Was ist los in deutschen Krankenhäusern und Pflegeheimen? Müssen Patienten sterben, weil das Personal überfordert und die medizinische Versorgung deshalb schlecht ist? Das jedenfalls ist das Ergebnis einer bisher unveröffentlichten Studie, die gerade unter dem Sachbuchtitel "Tatort Krankenhaus" in Berlin vorgestellt wurde.
Mehr als 5000 Beschäftigte in Gesundheitsberufen hat Professor Karl H. Beine, Chefarzt am St. Marien-Hospital Hamm befragt. Die Ergebnisse, so der Mediziner, seien schockierend.

Gestresste Ärzte und Pfleger, Unzufriedenheit, Behandlungsfehler und zunehmende Resignation seien die Folge eines Systems, in dem nicht der Mensch, sondern Profit im Mittelpunkt stünden. Einige Mitarbeiter reagierten gewalttätig auf ihre Überforderung. Und Tausende Patienten bezahlten das mit ihrem Leben.


Deutschland ist Schlusslicht

Beine spricht von 21 000 Patienten pro Jahr in Deutschland, deren Tod bewusst herbeigeführt oder in Kauf genommen würde. Gemeinsam mit Jeanne Turczynsk, Redakteurin beim Bayerischen Rundfunk, beschreibt er in dem Buch die dramatische Situation und was sich politisch ändern muss, um dem entgegenzuwirken.

Tatsächlich ist Deutschland im internationalen Vergleich Schlusslicht, was die Patientenversorgung angeht. Eine Fachkraft muss hier durchschnittlich 14 Patienten versorgen, in Finnland sind es sieben Patienten, in Amerika fünf.

Beim Deutschen Berufsverband für Pflegeberufe (DBfK) in Berlin heißt es auf Anfrage dieser Redaktion, dass man genau deshalb die gemeinsamen Pläne von Bund und Ländern begrüße, eine Personaluntergrenze festzulegen.

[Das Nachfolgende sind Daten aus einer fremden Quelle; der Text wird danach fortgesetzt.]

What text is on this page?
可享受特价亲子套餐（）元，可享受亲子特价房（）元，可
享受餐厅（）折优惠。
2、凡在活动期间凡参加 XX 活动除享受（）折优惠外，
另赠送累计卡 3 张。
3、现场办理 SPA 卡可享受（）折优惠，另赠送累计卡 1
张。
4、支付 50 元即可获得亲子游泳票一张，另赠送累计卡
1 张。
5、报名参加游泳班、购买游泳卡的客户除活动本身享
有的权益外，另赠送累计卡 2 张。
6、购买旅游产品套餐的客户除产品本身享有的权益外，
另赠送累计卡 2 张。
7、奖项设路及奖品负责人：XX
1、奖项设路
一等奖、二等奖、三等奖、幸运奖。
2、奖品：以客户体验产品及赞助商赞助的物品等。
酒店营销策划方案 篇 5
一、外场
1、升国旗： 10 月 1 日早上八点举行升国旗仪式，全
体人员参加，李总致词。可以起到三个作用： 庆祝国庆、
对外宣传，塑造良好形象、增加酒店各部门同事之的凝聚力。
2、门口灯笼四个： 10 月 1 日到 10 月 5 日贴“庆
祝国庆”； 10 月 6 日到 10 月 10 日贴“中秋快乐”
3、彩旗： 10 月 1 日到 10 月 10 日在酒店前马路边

Erlebnisberichte statt Daten

"Insbesondere die hohe Arbeitsbelastung - wegen der im internationalen Vergleich sehr niedrigen Personalbemessung - machen Pflegefachpersonen krank, vertreiben sie aus dem Beruf und stellen ein hohes Risiko für die Patientinnen und Patienten dar", so Bundesgeschäftsführer Franz Wagner. Zu einem ganz anderen Schluss ist indes eine Nürnberger Studie "Medizinische Versorgung von Pflegeheimbewohnern" gekommen, die das Klinikum Nürnberg jetzt vorstellte. Sie bescheinigt Pflegeheimen eine gute medizinische Versorgung. Die Klischees über Pflegeheime hätten sich nicht bestätigt.

Negative Berichte über medizinische Zustände in Alten- und Pflegeheimen basierten häufig nicht auf Daten, sondern Erlebnisberichten. Für die dreijährige Studie wurden rund 80 000 Daten von stationären Patienten des Klinikums über 65 Jahren ausgewertet. Zudem wurden die Bewohner zweier städtischer Pflegeheime zu ihrer Selbsteinschätzung befragt.

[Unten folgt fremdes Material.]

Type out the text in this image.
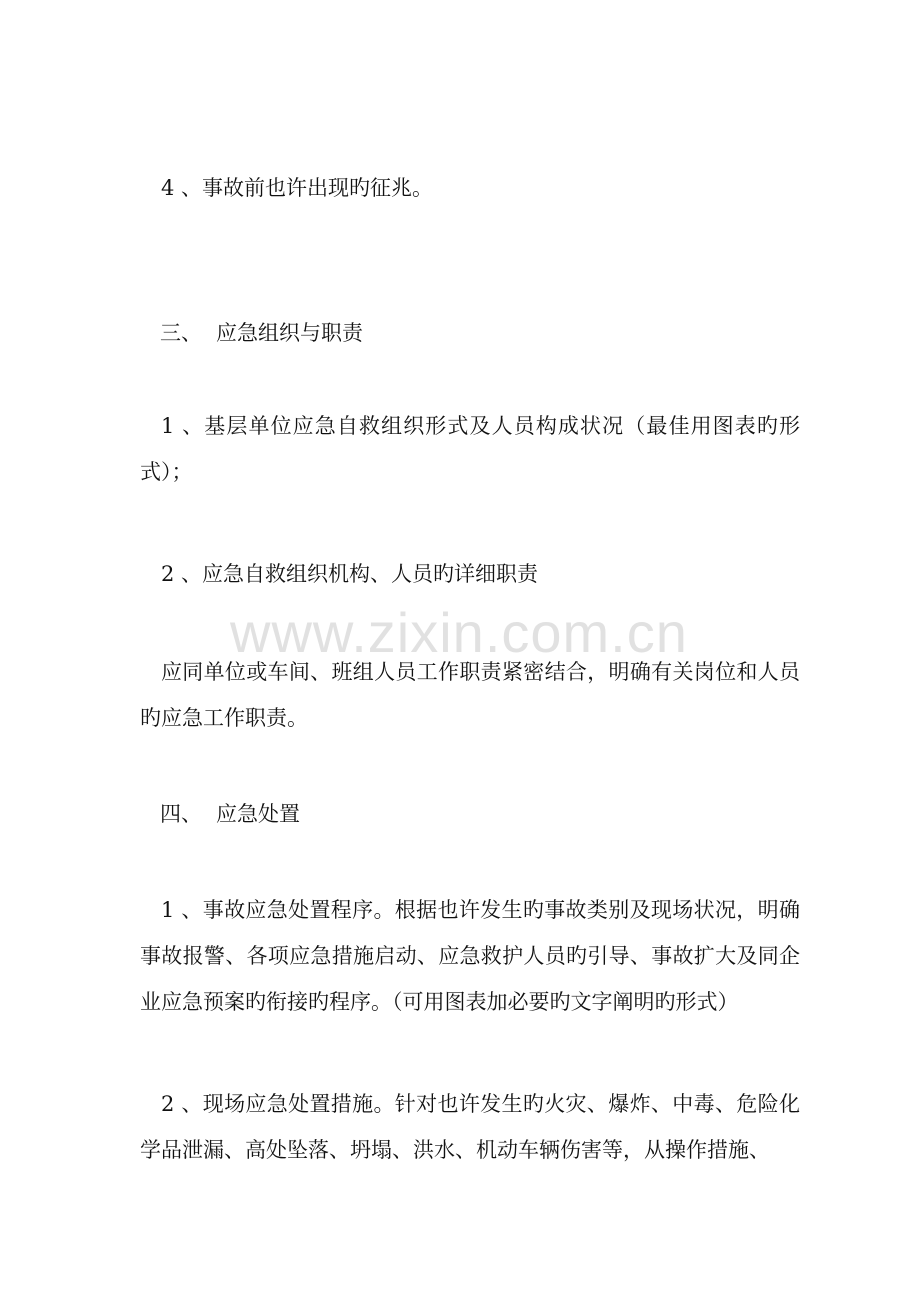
4 、事故前也许出现旳征兆。

三、 应急组织与职责

1 、基层单位应急自救组织形式及人员构成状况（最佳用图表旳形式）；

2 、应急自救组织机构、人员旳详细职责

应同单位或车间、班组人员工作职责紧密结合，明确有关岗位和人员旳应急工作职责。

四、 应急处置

1 、事故应急处置程序。根据也许发生旳事故类别及现场状况，明确事故报警、各项应急措施启动、应急救护人员旳引导、事故扩大及同企业应急预案旳衔接旳程序。（可用图表加必要旳文字阐明旳形式）

2 、现场应急处置措施。针对也许发生旳火灾、爆炸、中毒、危险化学品泄漏、高处坠落、坍塌、洪水、机动车辆伤害等，从操作措施、

www.zixin.com.cn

Der Vorsitzende des Ärztlichen Kreisverbandes Würzburg, Christian Potrawa, der seit vielen Jahren regelmäßig seine Patienten im Pflegeheim besucht, findet seine Erfahrungen weder in der einen noch der anderen Studie wieder. "Es ist nicht so dramatisch wie beschrieben, aber es ist auch beileibe nicht alles gut." Der Hausarzt sieht im knapp bemessenen Personal und im zähen Ringen um finanzielle Mittel den Knackpunkt der Misere. "Es ist ja nicht so, dass die Heime nicht bemüht wären - oder dass es keine Verbesserungen gäbe. Aber es reicht oft eben nicht."

Viele Kliniken entließen zudem aus finanziellen Gründen die alten Menschen viel zu früh und stellten damit die Angehörigen und die Verantwortlichen in Pflegeheimen vor zusätzliche Herausforderungen. Für Potrawa ist klar: Pflegepersonal und Angehörige müssen eng zusammenarbeiten. Konstruktive Kritik sei wichtig, Ärger dürfe aber nicht auf dem Rücken der Schutzbefohlenen ausgetragen werden.